# Curve's point A tangent line passes through a point P. What is the distance of AP

• May 15th 2011, 08:11 AM
gundanium
Curve's point A tangent line passes through a point P. What is the distance of AP
Let A be a point on the curve C: $\displaystyle {x}^{ 2} + {y}^{ 2} - 2x + 4 = 0$. If the tangent line at A passes through P(4,3), then the length of AP is?

So i'm stuck midway at the solution for this one.
So far I've gotten these equations
$\displaystyle {y}^{ '} = \frac{1-x}{ y} = m$ ; the tangent line slope at any point on the curve (by implicit differentiation)
$\displaystyle m = \frac{y-3}{x-4}$; the slope at point P; acquired by y-k=m(x-h)

and when I put those two equations together I get:
$\displaystyle {-x}^{ 2} + 5x - 4 + 3y= {y}^{ 2}$

And when I input this equation back into the original curve i end up with
x= -y

I'm stuck at this point because when I plug in the last equation back to original curve again, I'm getting an complex solution.

Oh Gosh. I am sorry. That's supposed to be
$\displaystyle {x}^{ 2} + {y}^{ 2} - 2x - 4 = 0$
• May 15th 2011, 09:16 AM
Jester
You sure you got the curve C right. Completing the square in $\displaystyle x$ gives

$\displaystyle (x-1)^2 + y^2 + 3 = 0$

There are no real solutions to this equation.
• May 15th 2011, 09:25 AM
gundanium
Quote:

Originally Posted by Danny
You sure you got the curve C right. Completing the square in $\displaystyle x$ gives

$\displaystyle (x-1)^2 + y^2 + 3 = 0$

There are no real solutions to this equation.

Oh Gosh. I am sorry. That's supposed to be
{x}^{ 2} + {y}^{ 2} - 2x - 4 = 0
• May 15th 2011, 09:39 AM
earboth
Quote:

Originally Posted by gundanium
Let A be a point on the curve C: $\displaystyle {x}^{ 2} + {y}^{ 2} - 2x - 4 = 0$. If the tangent line at A passes through P(4,3), then the length of AP is?

...

1. Your curve is a circle with the center M(1, 0) and the radius $\displaystyle r = \sqrt{5}$.

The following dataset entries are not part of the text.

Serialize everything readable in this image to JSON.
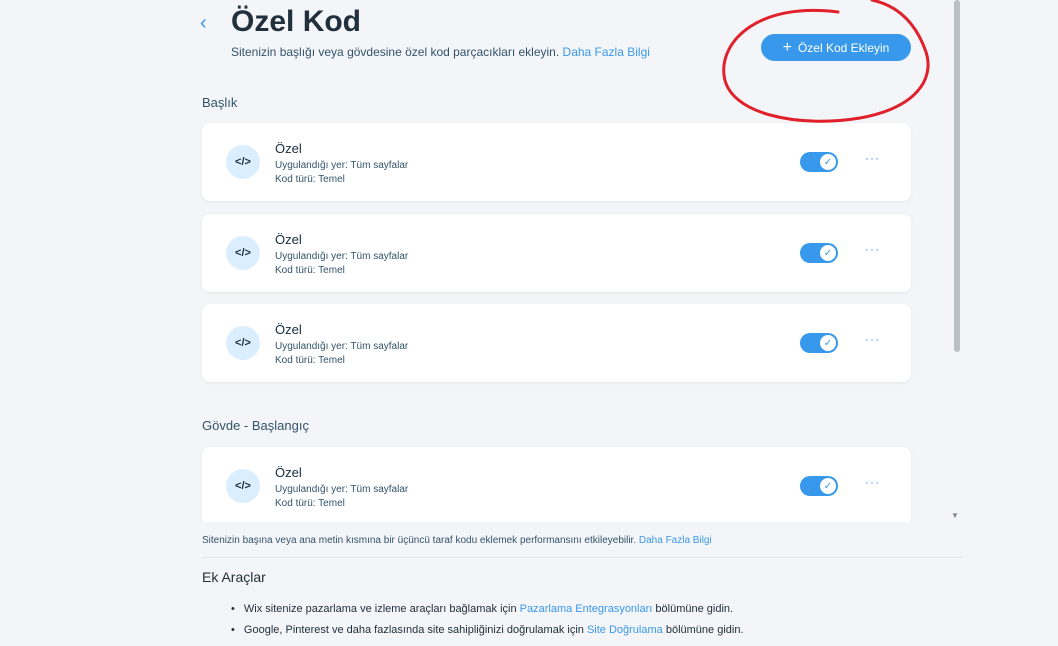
{
  "header": {
    "back_icon": "‹",
    "title": "Özel Kod",
    "subtitle": "Sitenizin başlığı veya gövdesine özel kod parçacıkları ekleyin.",
    "learn_more": "Daha Fazla Bilgi",
    "add_button_icon": "+",
    "add_button_label": "Özel Kod Ekleyin"
  },
  "sections": {
    "head_label": "Başlık",
    "body_start_label": "Gövde - Başlangıç"
  },
  "cards": [
    {
      "icon": "</>",
      "title": "Özel",
      "applied": "Uygulandığı yer: Tüm sayfalar",
      "code_type": "Kod türü: Temel",
      "enabled": true
    },
    {
      "icon": "</>",
      "title": "Özel",
      "applied": "Uygulandığı yer: Tüm sayfalar",
      "code_type": "Kod türü: Temel",
      "enabled": true
    },
    {
      "icon": "</>",
      "title": "Özel",
      "applied": "Uygulandığı yer: Tüm sayfalar",
      "code_type": "Kod türü: Temel",
      "enabled": true
    },
    {
      "icon": "</>",
      "title": "Özel",
      "applied": "Uygulandığı yer: Tüm sayfalar",
      "code_type": "Kod türü: Temel",
      "enabled": true
    }
  ],
  "more_icon": "···",
  "check_icon": "✓",
  "notice": {
    "text": "Sitenizin başına veya ana metin kısmına bir üçüncü taraf kodu eklemek performansını etkileyebilir.",
    "link": "Daha Fazla Bilgi"
  },
  "extra_tools": {
    "title": "Ek Araçlar",
    "items": [
      {
        "before": "Wix sitenize pazarlama ve izleme araçları bağlamak için",
        "link": "Pazarlama Entegrasyonları",
        "after": "bölümüne gidin."
      },
      {
        "before": "Google, Pinterest ve daha fazlasında site sahipliğinizi doğrulamak için",
        "link": "Site Doğrulama",
        "after": "bölümüne gidin."
      }
    ]
  },
  "colors": {
    "accent": "#3899ec",
    "annotation": "#e0202a"
  }
}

2. The triangle MPA is a right triangle with MP as the hypotenuse and MA = r.

3. Use Pythagorean theorem to determine the length of AP.
Spoiler:
$\displaystyle (MP)^2=(AP)^2+r^2~\implies~|\overline{AP}|=\sqrt{1 3}$
• May 15th 2011, 09:42 AM
Jester
This is the way I would do it. Suppose the point on the circle is $\displaystyle (a,b).$ Then $\displaystyle (a,b)$ satisfies

$\displaystyle a^2+b^2-2a-4 = 0\;\;\;(1)$.

The tangent to the curve at this point is

$\displaystyle m = \dfrac{1-a}{b}$

and the slope of the line connecting $\displaystyle (a,b)$ to $\displaystyle (3,4)$ is

$\displaystyle m = \dfrac{b-3}{a-4}$

These must equal, hence

$\displaystyle \dfrac{b-3}{a-4} = \dfrac{1-a}{b}$

or

$\displaystyle a^2+b^2 - 5a - 3b = -4\;\;\;(2)$

You are required to find the distance between the two points or

$\displaystyle d = \sqrt{(a-4)^2+(b-3)^2}$
$\displaystyle = \sqrt{a^2+b^2 - 8a -6b +25}$

Now $\displaystyle 2\times(2)-(1)$ gives

$\displaystyle a^2+b^2 - 8a - 6b + 12 = 0$

so

$\displaystyle d = \sqrt{25-12} = \sqrt{13}$

Edit: Earthboth's solution is so much more elegant (and of course easier!)
• May 15th 2011, 09:49 AM
gundanium
Quote:

Originally Posted by Danny
Now $\displaystyle 2\times(2)-(1)$ gives

Why? How did you come up with this?
• May 16th 2011, 04:57 AM
Jester
This is what I have

$\displaystyle a^2+b^2-2a = 4\;\;\;(1)$

$\displaystyle a^2+b^2 - 5a - 3b = -4\;\;\;(2)$

this is what I want

$\displaystyle a^2+b^2 -8a - 6b\;\;\;(3)$

Multiply $\displaystyle p \times (1) + q \times (2) = (3)$ (LHS only) and equate like terms. As it turns out, there is a unique $\displaystyle p$ and $\displaystyle q$ solution.